The Central Bank of Nigeria has issued a directive requiring fintech companies to separate their core payment operations from other business lines, giving them a six-month deadline to either spin off or divest from non-payment activities. The order, issued on June 16, 2026, represents a significant shift in the regulatory approach to Nigeria's rapidly evolving digital finance sector. Companies operating within the country must now choose between focusing exclusively on payments or restructuring to isolate those services into distinct legal entities.

This move is part of a broader regulatory agenda aimed at strengthening oversight and mitigating systemic risk within the financial system. By forcing a separation, the CBN seeks to create clearer lines of accountability and prevent potential contagion between payment services and other, often more speculative, business ventures. The directive follows a period of rapid expansion for many Nigerian fintechs, which have diversified into areas such as lending, investment, and commerce alongside their core payment processing functions.

According to the directive, companies that fail to comply by the end of the six-month period risk losing their payment processing licenses. The CBN has stated that the separation is necessary to ensure the stability and integrity of the national payment system, which has grown in importance as digital transactions become more prevalent. This action aligns with the central bank's previously stated ambition to position Nigeria as a regional payments hub within Africa.

Separately, the CBN is enforcing a data localisation policy that requires all financial institutions, including banks and fintechs, to repatriate their data processing and storage to Nigeria by 2027. Businessday NG reports that over 90 percent of Nigerian banks and fintechs currently rely on foreign cloud services and will need to transition their operations to comply. This policy also ends offshore payment processing, mandating that all transaction processing occur within Nigerian borders.

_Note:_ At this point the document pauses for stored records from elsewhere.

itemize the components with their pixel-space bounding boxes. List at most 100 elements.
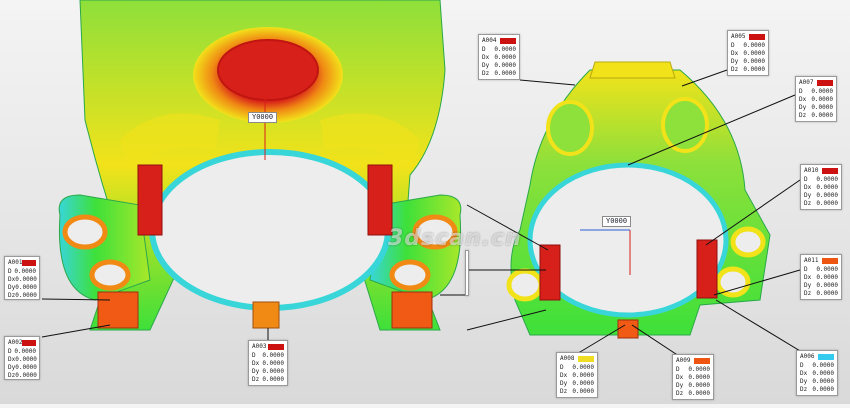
right-part-model [506, 61, 771, 339]
callout-row-value: 0.0000 [572, 380, 594, 387]
callout-row-value: 0.0000 [688, 390, 710, 397]
callout-id: A008 [560, 355, 575, 362]
callout-row-key: Dx [804, 274, 812, 281]
deviation-swatch [822, 168, 838, 174]
callout-row-key: D [731, 42, 735, 49]
callout-c7[interactable]: A007 D 0.0000 Dx 0.0000 Dy 0.0000 Dz 0.0000 [795, 76, 837, 122]
deviation-color-map [41, 0, 816, 361]
callout-row-value: 0.0000 [262, 352, 284, 359]
callout-row: Dz 0.0000 [731, 66, 765, 74]
callout-header: A008 [560, 355, 594, 363]
callout-c10[interactable]: A010 D 0.0000 Dx 0.0000 Dy 0.0000 Dz 0.0000 [800, 164, 842, 210]
callout-row-key: Dy [676, 382, 684, 389]
callout-row: Dz 0.0000 [8, 292, 37, 300]
callout-row-value: 0.0000 [816, 274, 838, 281]
callout-row-key: Dy [804, 192, 812, 199]
callout-row: Dz 0.0000 [804, 290, 838, 298]
callout-row: Dx 0.0000 [560, 372, 594, 380]
callout-row-key: Dy [731, 58, 739, 65]
callout-row: D 0.0000 [799, 88, 833, 96]
callout-row-value: 0.0000 [816, 200, 838, 207]
callout-id: A011 [804, 257, 819, 264]
callout-row: Dy 0.0000 [8, 284, 37, 292]
callout-row-value: 0.0000 [15, 284, 37, 291]
callout-row-key: D [804, 266, 808, 273]
callout-row-key: Dz [8, 292, 16, 299]
callout-id: A010 [804, 167, 819, 174]
callout-header: A001 [8, 259, 36, 267]
callout-row-key: Dx [560, 372, 568, 379]
callout-row: Dz 0.0000 [800, 386, 834, 394]
callout-row-key: Dy [482, 62, 490, 69]
callout-row: Dy 0.0000 [482, 62, 516, 70]
callout-row: D 0.0000 [731, 42, 765, 50]
deviation-swatch [268, 344, 284, 350]
callout-row: Dz 0.0000 [252, 376, 284, 384]
callout-row: Dx 0.0000 [8, 276, 37, 284]
callout-header: A006 [800, 353, 834, 361]
callout-row: Dy 0.0000 [804, 282, 838, 290]
callout-c6[interactable]: A006 D 0.0000 Dx 0.0000 Dy 0.0000 Dz 0.0000 [796, 350, 838, 396]
callout-c12[interactable] [465, 250, 469, 296]
callout-row-value: 0.0000 [494, 54, 516, 61]
callout-header: A011 [804, 257, 838, 265]
callout-row: Dy 0.0000 [560, 380, 594, 388]
callout-row: Dy 0.0000 [731, 58, 765, 66]
callout-row-value: 0.0000 [15, 356, 37, 363]
callout-row-key: Dy [800, 378, 808, 385]
callout-row-key: Dx [804, 184, 812, 191]
callout-id: A001 [8, 259, 23, 266]
callout-row-key: Dz [676, 390, 684, 397]
callout-row-key: Dx [482, 54, 490, 61]
callout-c9[interactable]: A009 D 0.0000 Dx 0.0000 Dy 0.0000 Dz 0.0000 [672, 354, 714, 400]
callout-row-key: D [482, 46, 486, 53]
deviation-swatch [817, 80, 833, 86]
callout-row-key: Dz [800, 386, 808, 393]
callout-header: A010 [804, 167, 838, 175]
callout-row-value: 0.0000 [572, 372, 594, 379]
callout-row-value: 0.0000 [816, 266, 838, 273]
callout-row-key: Dz [731, 66, 739, 73]
callout-row: D 0.0000 [800, 362, 834, 370]
callout-row-key: D [800, 362, 804, 369]
deviation-swatch [500, 38, 516, 44]
callout-row-value: 0.0000 [816, 282, 838, 289]
callout-row-value: 0.0000 [494, 46, 516, 53]
callout-c11[interactable]: A011 D 0.0000 Dx 0.0000 Dy 0.0000 Dz 0.0000 [800, 254, 842, 300]
callout-row-key: Dz [804, 200, 812, 207]
watermark-text: 3dscan.cn [388, 226, 522, 251]
callout-row: Dx 0.0000 [8, 356, 37, 364]
callout-row-key: Dx [8, 356, 16, 363]
callout-row-key: Dy [8, 284, 16, 291]
callout-row-key: D [252, 352, 256, 359]
callout-row: D 0.0000 [676, 366, 710, 374]
callout-row-value: 0.0000 [15, 372, 37, 379]
callout-c5[interactable]: A005 D 0.0000 Dx 0.0000 Dy 0.0000 Dz 0.0000 [727, 30, 769, 76]
callout-row-value: 0.0000 [816, 176, 838, 183]
callout-row-value: 0.0000 [494, 62, 516, 69]
callout-row: Dx 0.0000 [799, 96, 833, 104]
callout-row: D 0.0000 [252, 352, 284, 360]
deviation-swatch [749, 34, 765, 40]
callout-c1[interactable]: A001 D 0.0000 Dx 0.0000 Dy 0.0000 Dz 0.0000 [4, 256, 40, 300]
callout-c8[interactable]: A008 D 0.0000 Dx 0.0000 Dy 0.0000 Dz 0.0000 [556, 352, 598, 398]
deviation-swatch [578, 356, 594, 362]
callout-row-key: Dz [8, 372, 16, 379]
callout-row-key: D [8, 348, 12, 355]
callout-row: D 0.0000 [8, 268, 36, 276]
deviation-swatch [818, 354, 834, 360]
callout-row-value: 0.0000 [816, 192, 838, 199]
callout-c2[interactable]: A002 D 0.0000 Dx 0.0000 Dy 0.0000 Dz 0.0000 [4, 336, 40, 380]
callout-id: A002 [8, 339, 23, 346]
callout-c3[interactable]: A003 D 0.0000 Dx 0.0000 Dy 0.0000 Dz 0.0000 [248, 340, 288, 386]
3d-viewport[interactable]: Y0000 Y0000 3dscan.cn A001 D 0.0000 Dx 0.000… [0, 0, 850, 404]
callout-row-value: 0.0000 [743, 66, 765, 73]
callout-row: Dx 0.0000 [804, 274, 838, 282]
callout-row-value: 0.0000 [811, 88, 833, 95]
callout-c4[interactable]: A004 D 0.0000 Dx 0.0000 Dy 0.0000 Dz 0.0000 [478, 34, 520, 80]
callout-row: Dx 0.0000 [676, 374, 710, 382]
callout-row: Dy 0.0000 [799, 104, 833, 112]
deviation-swatch [22, 340, 36, 346]
callout-row-value: 0.0000 [743, 50, 765, 57]
callout-row-key: Dx [676, 374, 684, 381]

The data localisation deadline, set for 2027, presents a parallel challenge for the industry, compelling a technological migration alongside the corporate restructuring now required. Analysts suggest the combined effect of these policies will increase operational costs in the short term but may foster greater local technology development and data security in the long run. The central bank argues that keeping financial data within Nigeria enhances regulatory oversight and protects against external shocks.

These regulatory developments occur against a backdrop of similar actions by other African central banks. For instance, the Bank of Ghana recently ordered financial institutions to cease supporting foreign currency-denominated cryptocurrency wallets, citing concerns over currency stability and illicit financial flows. While the Nigerian directive focuses on corporate structure rather than specific asset classes, it reflects a continent-wide trend of regulators asserting greater control over the digital finance ecosystem.

The CBN's vision, as outlined in other reports, extends beyond financial inclusion to positioning Nigeria as Africa's leading payments gateway. The separation of payment empires is viewed by some observers as a step towards creating specialized, robust payment infrastructure that can compete regionally. The coming months will test the adaptability of Nigeria's fintech sector as companies navigate the dual demands of corporate unbundling and data repatriation.